Far be it from me to call this a bad thing; more complexity often means the potential for more interesting decisions. But in an environment where games borrow a little bit from many different base styles, it's nice to have some games with a narrow focus on doing one thing extremely well.

I use Thomas Was Alone, Divekick, and Saint's Row: The Third as examples, but I wanted to expand a little on Divekick. Divekick is especially interesting because it distills the essence of a competitive game. It's easy to get overwhelmed by the wild combos and huge rosters in modern fighting games. Combos and be memorized and practiced; it's the positioning, contextual decisions, and meta game that constitute the core experience. Divekick takes a genre that has grown very baroque and distills it into its essence, which in turn makes it easier to understand the more complicated varieties.
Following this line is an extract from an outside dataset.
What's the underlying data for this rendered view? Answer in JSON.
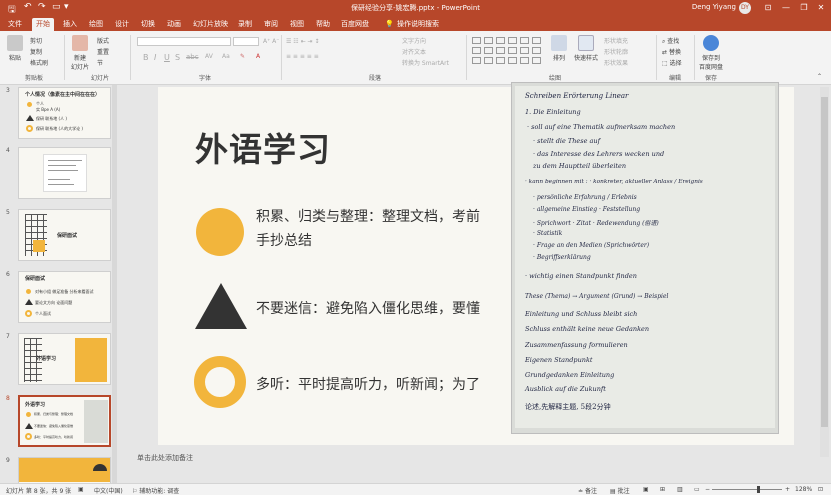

Basically, it helps you get your head around the fundamentals.c

It's always hard to understand highly competitive games as a relative newcomer, so I wonder if this philosophy could be applied to other genres? Is it possible to make some basic MOBA game that makes DotA less of an overwhelming mess? Is there some way to make a paired down version of StarCraft
This sort of thing doesn't happen often, but when it does, I think it helps us understand what exactly makes some games truly great.


  1. Have you played Awesomenauts? It's not as stripped-down as something like Divekick but it's a "MOBA lite." Way more approachable than Dota.

    It's a shame that Spore was such a mess because it was kind of doing what you're describing for a few different genres.

  2. This was a great point; one that I believe I stole without crediting you on a recent stream. I really like awesomenauts for exactly this reasons; MOBA strategies still apply, but the number of characters and items you have to learn is way more manageable.